10 Jun Defending Middle Pick & Rolls
In this article I am going to talk about the different techniques to defend the middle pick & roll. In my opinion, a middle pick & roll is anything set from the free-throw line extended and above. I also believe there are two different types of middle pick & rolls: Flat and Angled. (See Images Below) Additionally, each type of pick & roll can be guarded differently depending on personnel and game plan.
Flat Pick & Roll: “Weak”
Several Summer’s back I learned a term/concept from LA Clippers head coach Doc Rivers, “Weak”. “Weak” means he wants to push the ball handler to dribble using their left (usually Weak) hand. Doc uses this concept regardless if the ball handler is right-handed or left-handed as he believes 9/10 times they will be right-handed. Additionally, if you are always pushing the ball handler the same direction, the rest of your defense will know their rotations every time. I believe this is a term that most middle and high school coaches could implement into their game plan on a nightly basis. Note: this typically should only be used in the middle of the floor.
This is how you will see his bigs and many others in the NBA “Weak” a flat pick & roll. As soon as your big sees his man sprinting into a pick, have them yell out, “Weak, Weak, Weak!”, this notifies the guard that we want to push him to his left hand. Now it’s the guards turn, he needs to change his stance to force the ball handler to dribble using his left hand. This is where some guards can get split. We aren’t saying to totally turn your hips and play “ole” defense; the guard needs to adjust his stance to sit on the ball handlers right hip to forcing them to the left hand (Funneling him to his big). Now its the bigs’ turn; he needs to sit down and get wide in an athletic position. As the ball handler starts dribbling off and the guard is fighting over the screen, the big needs to do a great job moving his feet and staying in front of the ball handler and allowing his guard to get back in front of the ball; while the rest of your defense rotates to assist in the big rolling/popping. (See Image Below)
In my experience, there are five ways to effectively guard an angled middle pick & roll: Level, Jam, Show, Blitz, and Switching. Note: these can be utilized in any middle pick & roll situations.
1. Level: Leveling is a very similar concept to “Weak”. However, you are not forcing the ball handler to one direction. Rather your big simply levels off the screen to prevent the guard from turning the corner.

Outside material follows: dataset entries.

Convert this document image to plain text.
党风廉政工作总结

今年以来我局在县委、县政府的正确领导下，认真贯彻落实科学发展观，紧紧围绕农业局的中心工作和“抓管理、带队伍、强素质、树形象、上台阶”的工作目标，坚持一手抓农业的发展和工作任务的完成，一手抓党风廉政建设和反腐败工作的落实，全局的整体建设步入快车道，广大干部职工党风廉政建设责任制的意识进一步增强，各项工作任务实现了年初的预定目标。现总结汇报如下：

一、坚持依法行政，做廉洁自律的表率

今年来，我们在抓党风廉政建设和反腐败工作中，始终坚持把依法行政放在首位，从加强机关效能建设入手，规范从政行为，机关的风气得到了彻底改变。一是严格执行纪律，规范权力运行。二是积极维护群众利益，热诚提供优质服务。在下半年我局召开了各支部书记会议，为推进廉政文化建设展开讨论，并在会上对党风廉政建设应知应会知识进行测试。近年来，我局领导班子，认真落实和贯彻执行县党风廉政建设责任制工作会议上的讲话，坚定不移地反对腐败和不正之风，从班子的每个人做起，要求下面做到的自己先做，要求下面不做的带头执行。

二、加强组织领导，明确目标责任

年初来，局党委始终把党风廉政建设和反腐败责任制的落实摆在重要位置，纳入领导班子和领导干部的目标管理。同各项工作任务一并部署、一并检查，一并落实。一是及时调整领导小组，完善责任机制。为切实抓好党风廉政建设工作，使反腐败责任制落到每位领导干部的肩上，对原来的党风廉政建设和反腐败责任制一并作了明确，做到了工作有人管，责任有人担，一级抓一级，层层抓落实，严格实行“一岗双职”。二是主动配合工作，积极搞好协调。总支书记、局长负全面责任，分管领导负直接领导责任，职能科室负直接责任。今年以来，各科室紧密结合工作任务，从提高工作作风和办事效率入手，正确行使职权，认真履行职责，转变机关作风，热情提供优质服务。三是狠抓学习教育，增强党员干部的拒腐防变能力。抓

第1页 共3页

This also prevents the defense from getting burned if the ball handler turns down the screen. The big sits back and waits until the guard comes off of the screen before he takes action.
2. Jam: Jamming is a very popular term that I am sure most of you already use. Jamming has also been called “Lifting” as it might be a better name for teaching the technique. As the game has progressed and officials are now calling more and more touch fouls, Jamming is turning into more of a “Hug Up & Under” technique; so this is the technique I will describe. Typically it is easiest to Jam a screen when the big is stationary and NOT sprinting into the pick. As the ball handler is approaching the screen, the defender hugs up against the picker and attempts to move the screen up (without fouling) as the guard sprints underneath. Note: this technique should not be used if the ball handler can shoot as it is easy to stop and pop behind the screen.
3. Show: Showing should be used when you want to slow down the guard coming off the pick. Many coaches refer to this as a “Hedge”. But I like the term “Show” as it entails that you are quickly stepping out and showing yourself to the ball handler. As the ball handler begins coming off, the big needs to meet him at the level of the screen and force him to take at least two back dribbles toward half-court; this will give your guard time to recover. As the guard recovers, he will go over top of the pick, but under the big. A key point to Showing is communication, the guard needs to communicate to his big when he is back; last thing you want is the big to leave the ball before the guard has fully recovered.
4. Blitz: Blitzing should be used when you want to try to turn the ball handler over or force him to get rid of the ball. Again, many coaches may use the term “Trap”, but I prefer the term “Blitz” as it signifies a sense of urgency and aggression. As the ball handler begins coming off, the big needs to meet him at the level of the screen to prevent the split and start forcing him towards half-court. At the same time your guard fights over top of the screen and they essentially trap and/or contain the ball handler trying to push him to half-court. Key is not to commit a foul.
5. Switch: Switching should only be used in two situations: late in the clock and if the players you are switching are similar in position (i.e-Pending the game plan you could switch 1-3, or switch big on big, etc.). Too often I see players switch ineffectively and either they get split or burned on the slip. The key to switching is both defenders must come together. Never switch a screen until both defenders are close enough to touch hands.
Now that you have all of these concepts you may be asking, which one is the most effective? That all depends on your game plan, personnel, and time & score. Nevertheless, E.L.C. needs to be enforced in every situation!